The main reason SLRs take vastly superior photos to most compacts is because their sensors have around five times the surface area of most compacts. This also makes them much bulkier, though.
The Sigma DP1 was the first camera to cram an SLR-size sensor into a compact body with the DP2s the fourth instalment in the series. Although the SLR-compact hybrid market is now blooming, there’s still nothing else quite like these Sigma cameras.
The DP2s’s sensor records images at just 4.6 megapixels, but each pixel is measured in full colour. In conventional sensor designs, each photosite measures only red, green or blue light, and the data is extrapolated to produce a full-colour image (see www.foveon.com for more details). The upshot is that the DP2s’s photos are small but breathtakingly sharp.

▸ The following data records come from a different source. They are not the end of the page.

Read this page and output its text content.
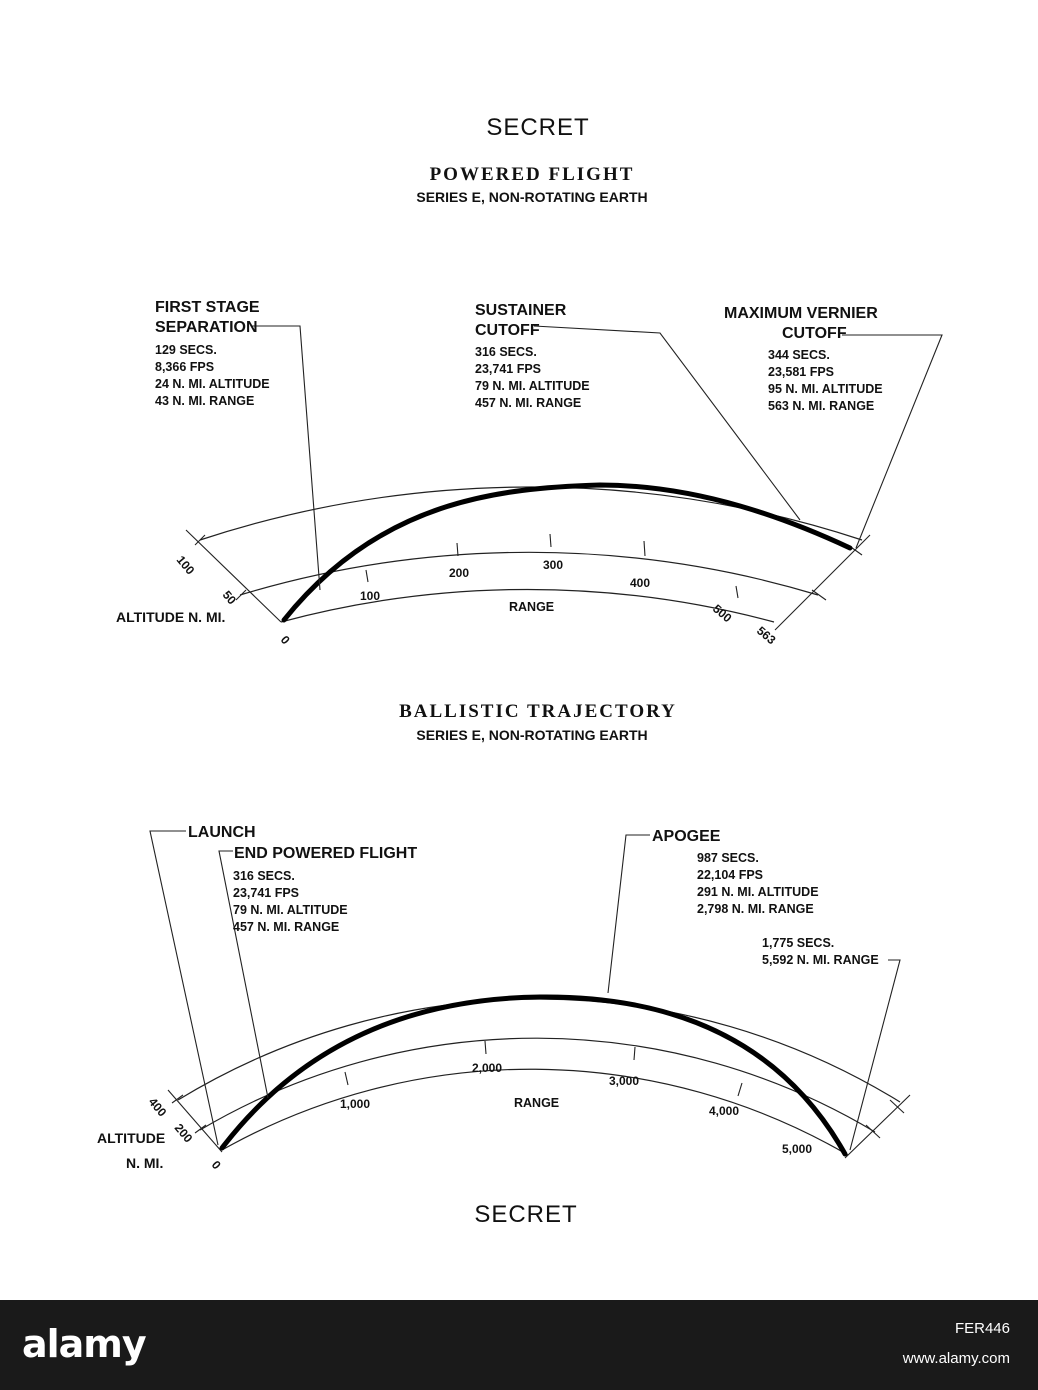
SECRET
POWERED FLIGHT
SERIES E, NON-ROTATING EARTH
100
50
0
100
200
300
400
500
563
ALTITUDE N. MI.
RANGE
FIRST STAGE
SEPARATION
129 SECS.
8,366 FPS
24 N. MI. ALTITUDE
43 N. MI. RANGE
SUSTAINER
CUTOFF
316 SECS.
23,741 FPS
79 N. MI. ALTITUDE
457 N. MI. RANGE
MAXIMUM VERNIER
CUTOFF
344 SECS.
23,581 FPS
95 N. MI. ALTITUDE
563 N. MI. RANGE
BALLISTIC TRAJECTORY
SERIES E, NON-ROTATING EARTH
400
200
0
1,000
2,000
3,000
4,000
5,000
ALTITUDE
N. MI.
RANGE
LAUNCH
END POWERED FLIGHT
316 SECS.
23,741 FPS
79 N. MI. ALTITUDE
457 N. MI. RANGE
APOGEE
987 SECS.
22,104 FPS
291 N. MI. ALTITUDE
2,798 N. MI. RANGE
1,775 SECS.
5,592 N. MI. RANGE
SECRET
alamy	FER446
www.alamy.com
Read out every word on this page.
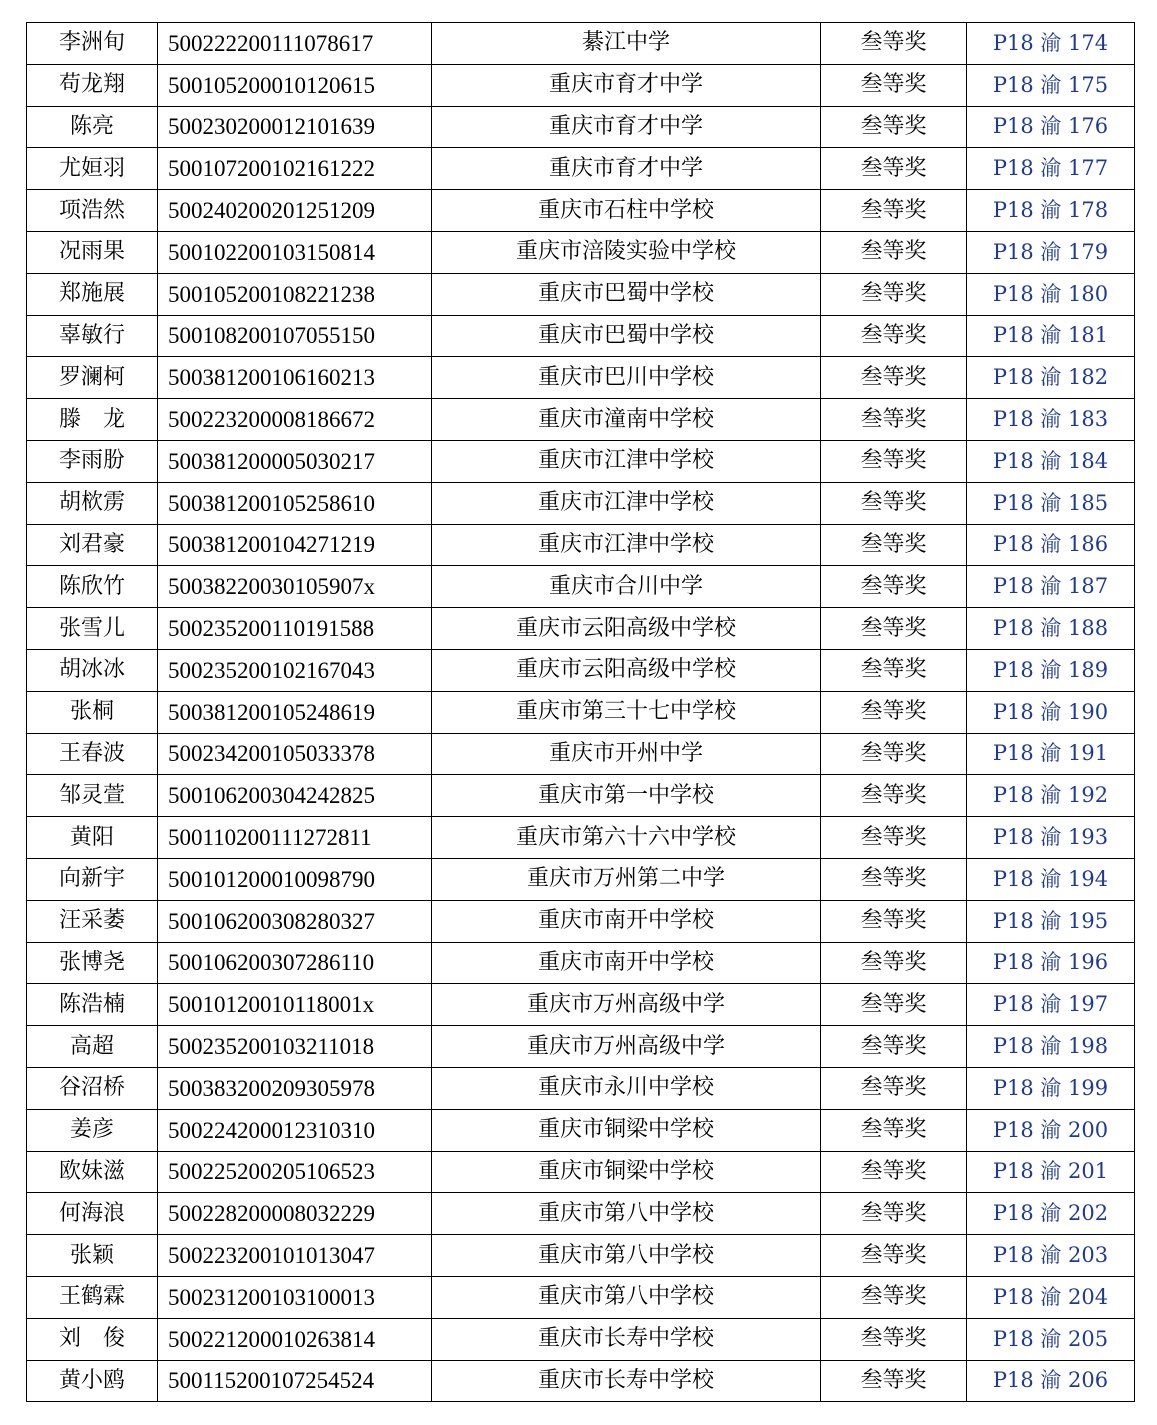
李洲旬	500222200111078617	綦江中学	叁等奖	P18 渝 174
苟龙翔	500105200010120615	重庆市育才中学	叁等奖	P18 渝 175
陈亮	500230200012101639	重庆市育才中学	叁等奖	P18 渝 176
尤姮羽	500107200102161222	重庆市育才中学	叁等奖	P18 渝 177
项浩然	500240200201251209	重庆市石柱中学校	叁等奖	P18 渝 178
况雨果	500102200103150814	重庆市涪陵实验中学校	叁等奖	P18 渝 179
郑施展	500105200108221238	重庆市巴蜀中学校	叁等奖	P18 渝 180
辜敏行	500108200107055150	重庆市巴蜀中学校	叁等奖	P18 渝 181
罗澜柯	500381200106160213	重庆市巴川中学校	叁等奖	P18 渝 182
滕　龙	500223200008186672	重庆市潼南中学校	叁等奖	P18 渝 183
李雨朌	500381200005030217	重庆市江津中学校	叁等奖	P18 渝 184
胡栨雳	500381200105258610	重庆市江津中学校	叁等奖	P18 渝 185
刘君豪	500381200104271219	重庆市江津中学校	叁等奖	P18 渝 186
陈欣竹	50038220030105907x	重庆市合川中学	叁等奖	P18 渝 187
张雪儿	500235200110191588	重庆市云阳高级中学校	叁等奖	P18 渝 188
胡冰冰	500235200102167043	重庆市云阳高级中学校	叁等奖	P18 渝 189
张桐	500381200105248619	重庆市第三十七中学校	叁等奖	P18 渝 190
王春波	500234200105033378	重庆市开州中学	叁等奖	P18 渝 191
邹灵萱	500106200304242825	重庆市第一中学校	叁等奖	P18 渝 192
黄阳	500110200111272811	重庆市第六十六中学校	叁等奖	P18 渝 193
向新宇	500101200010098790	重庆市万州第二中学	叁等奖	P18 渝 194
汪采萎	500106200308280327	重庆市南开中学校	叁等奖	P18 渝 195
张博尧	500106200307286110	重庆市南开中学校	叁等奖	P18 渝 196
陈浩楠	50010120010118001x	重庆市万州高级中学	叁等奖	P18 渝 197
高超	500235200103211018	重庆市万州高级中学	叁等奖	P18 渝 198
谷沼桥	500383200209305978	重庆市永川中学校	叁等奖	P18 渝 199
姜彦	500224200012310310	重庆市铜梁中学校	叁等奖	P18 渝 200
欧妹滋	500225200205106523	重庆市铜梁中学校	叁等奖	P18 渝 201
何海浪	500228200008032229	重庆市第八中学校	叁等奖	P18 渝 202
张颖	500223200101013047	重庆市第八中学校	叁等奖	P18 渝 203
王鹤霖	500231200103100013	重庆市第八中学校	叁等奖	P18 渝 204
刘　俊	500221200010263814	重庆市长寿中学校	叁等奖	P18 渝 205
黄小鸥	500115200107254524	重庆市长寿中学校	叁等奖	P18 渝 206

This large sensor has two other key benefits: low noise and a shallow depth of field. The latter throws backgrounds into soft focus, drawing attention to the subject, so is ideal for portraits. The lens, which has a fixed 41mm focal length, is well suited to portrait work, too, although its f/2.8 aperture isn’t as bright as we would have hoped.
Noise levels were lower than from any conventional compact camera, but not as low as SLRs manage. At ISO 400 shots were extremely smooth, but we had to switch to RAW mode and process in software to keep the quality up at ISO 800. At higher ISO 1600 and 3200 settings (only available in RAW mode) the results were good but not outstanding. A lack of optical stabilisation doesn’t help.
The DP2s won’t please those expecting SLR performance, either. It’s faster than its predecessor, but takes almost five seconds to switch on and shoot, while needing up to two seconds to focus is slow even by compact standards. The controls are rudimentary for such an expensive camera and the 320 x 240 video resolution is hopelessly low.
The Sigma DP2s is a beautifully conceived package, but at this price it’s impossible to avoid comparisons with Panasonic’s GF1 and Olympus’s Pen series. These cameras are better in low light, have more reliable automatic modes, are much more responsive and have interchangeable lenses. For all its virtues, the DP2s seems awkward and inflexible in comparison.